The phone call wasn't what I'd hoped for. My agent didn't like the direction I'd taken my rewrite. We talked for an hour, analyzing what worked and what didn't. After the conversation, I thought about my options:
Abandon this manuscript
Eat three pounds of chocolate in one sitting
Abandon the new series
Find a new agent
Drink some of that new scotch I'd bought for special occasions
Beat the crap out of the punching bag in my back yard
Throw myself into yet another rewrite
Rework the beginning to make the entire book more solid
Since I'm writing this particular blog with bloodied and sticky fingers, you can probably guess which choices I made.
In my Sasha Solomon series, I've prided myself on big first lines — the kind that make an impression — that get the laugh. While these fit Sasha's personality, I think I made deeper assumptions about first lines that were naive.
I was thinking too small.
A first line does not a book make.
Perhaps that's obvious to you; it took me five years to figure out.
Many of us were raised with the adage that "first impressions last a lifetime." I still think this is true. But there's squiggle room in a first impression; it doesn't happen all at once. In writing, there is the first line and then some . . .
The first sentence begins the set up and influences how the reader will settle into the book. It brings with it the power to affect every perception that reader has about the ensuing story.
But it doesn't need to scream.
Ever since my conversation with my agent, I've been studying the first few paragraphs of books I like. What I've decided is that these initial introductions are promises. They set the stage and they'd better set it right.
Sasha is a smart aleck. So the first line of The Socorro Blast is spot on for her: "If Hell exists, it's filled with old boyfriends . . . and a cat."
With Darnda Jones, I've had to pull back. My new protagonist is a strong and witty character too, but she's far more secure in her life and world view. She knows herself better; she's mature. She also has a really weird job.
My first first line for Darnda was: "My name is Darnda Jones and I look like Cher should."
It's a great intro, but Darnda doesn't really care what she looks like. Vanity isn't a priority for her. So the lede is misleading. It's also bawdier than my character is. The promise here has a Janet Evanovich-y tone that I don't think I could or would want to sustain.
One of my next attempts was: "The palmetto bug limped, slowly making all the wrong decisions, as if suicide was on its tiny mind."
Another good beginning. It was also closer because of Darnda's work. However, it required too much up front explanation and slowed down the action. And I wasn't sure how many readers would sympathize with a giant cockroach.
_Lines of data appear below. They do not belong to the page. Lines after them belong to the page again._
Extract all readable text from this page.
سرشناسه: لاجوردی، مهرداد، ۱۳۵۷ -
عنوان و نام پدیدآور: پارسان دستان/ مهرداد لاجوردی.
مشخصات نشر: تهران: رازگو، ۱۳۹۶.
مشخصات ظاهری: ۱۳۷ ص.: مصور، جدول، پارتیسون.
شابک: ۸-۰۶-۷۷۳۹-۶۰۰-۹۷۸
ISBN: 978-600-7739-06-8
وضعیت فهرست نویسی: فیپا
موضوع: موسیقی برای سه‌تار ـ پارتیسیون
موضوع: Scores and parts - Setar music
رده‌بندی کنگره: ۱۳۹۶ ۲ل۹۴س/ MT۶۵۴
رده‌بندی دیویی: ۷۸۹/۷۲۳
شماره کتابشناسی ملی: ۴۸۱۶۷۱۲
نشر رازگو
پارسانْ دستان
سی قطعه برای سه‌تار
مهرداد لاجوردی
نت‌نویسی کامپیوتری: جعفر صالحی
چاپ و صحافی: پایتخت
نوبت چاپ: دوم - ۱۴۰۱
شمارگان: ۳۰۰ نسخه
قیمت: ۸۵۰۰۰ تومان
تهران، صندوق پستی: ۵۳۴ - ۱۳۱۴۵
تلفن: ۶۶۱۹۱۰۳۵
For now I've settled on this version: "When you work as a psychic, you bump up against a lot of attitude. I didn't mind. With millions of lives at stake, snide comments were the least of my concerns."
This intro doesn't have the "sexy" punch of my others — it'd never work in a Sasha book — but it absolutely sets the scene and gives insights into the character right away. Darnda is on a mission. It's an important point and gets to the heart of what motivates her in her work.
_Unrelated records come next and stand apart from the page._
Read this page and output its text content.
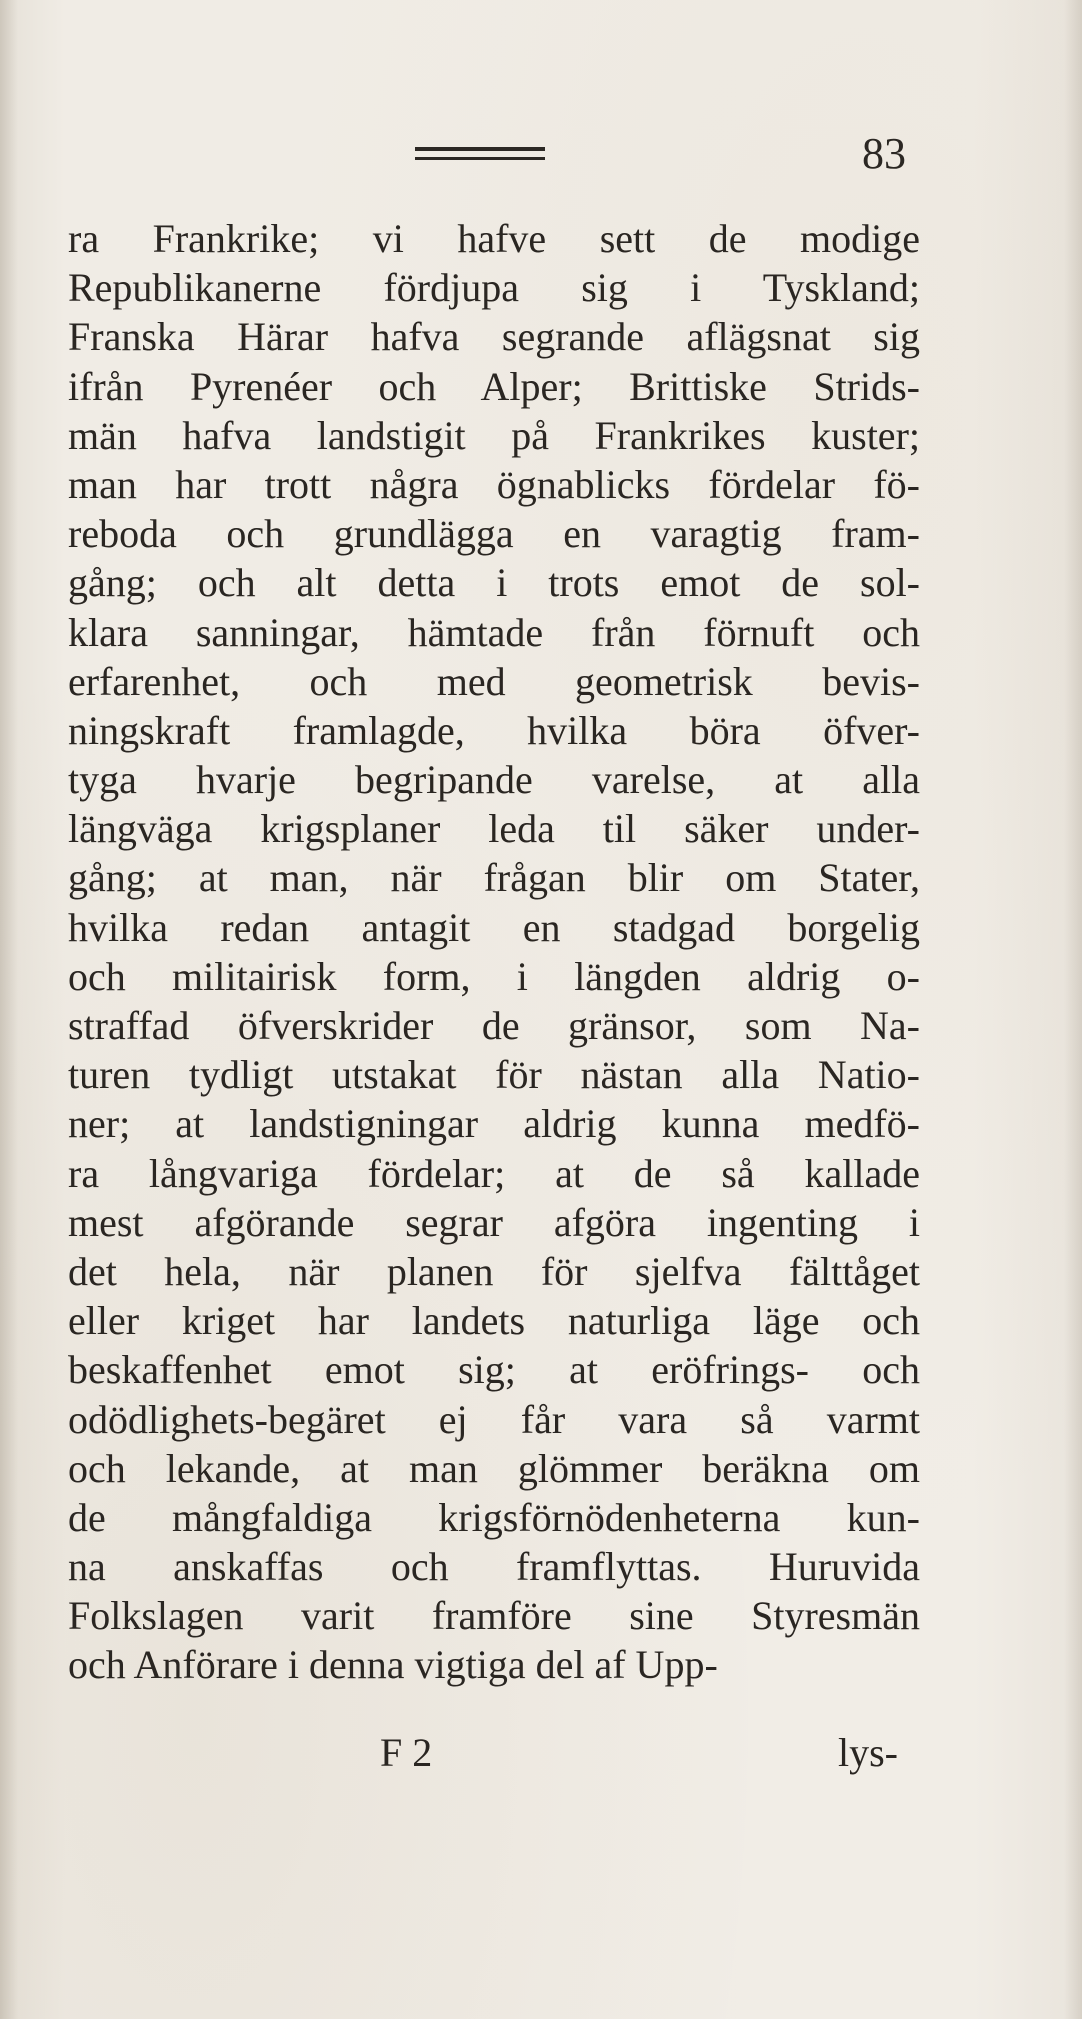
83
ra Frankrike; vi hafve sett de modige
Republikanerne fördjupa sig i Tyskland;
Franska Härar hafva segrande aflägsnat sig
ifrån Pyrenéer och Alper; Brittiske Strids-
män hafva landstigit på Frankrikes kuster;
man har trott några ögnablicks fördelar fö-
reboda och grundlägga en varagtig fram-
gång; och alt detta i trots emot de sol-
klara sanningar, hämtade från förnuft och
erfarenhet, och med geometrisk bevis-
ningskraft framlagde, hvilka böra öfver-
tyga hvarje begripande varelse, at alla
längväga krigsplaner leda til säker under-
gång; at man, när frågan blir om Stater,
hvilka redan antagit en stadgad borgelig
och militairisk form, i längden aldrig o-
straffad öfverskrider de gränsor, som Na-
turen tydligt utstakat för nästan alla Natio-
ner; at landstigningar aldrig kunna medfö-
ra långvariga fördelar; at de så kallade
mest afgörande segrar afgöra ingenting i
det hela, när planen för sjelfva fälttåget
eller kriget har landets naturliga läge och
beskaffenhet emot sig; at eröfrings- och
odödlighets-begäret ej får vara så varmt
och lekande, at man glömmer beräkna om
de mångfaldiga krigsförnödenheterna kun-
na anskaffas och framflyttas. Huruvida
Folkslagen varit framföre sine Styresmän
och Anförare i denna vigtiga del af Upp-
F 2	lys-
I don't know if I'll stick with this newest beginning. Right now it's helping me ground the first few chapters. I have a feeling that if I put more of a foundation in those, the rest of the manuscript will make more sense.
At least that's what I'm hoping . . .
–What do you think about the role of first lines in a book/story?
–Do you have favorite firsts? Can you explain why they work alone or within context?
–Authors: Do you struggle with first lines. Do they come easily?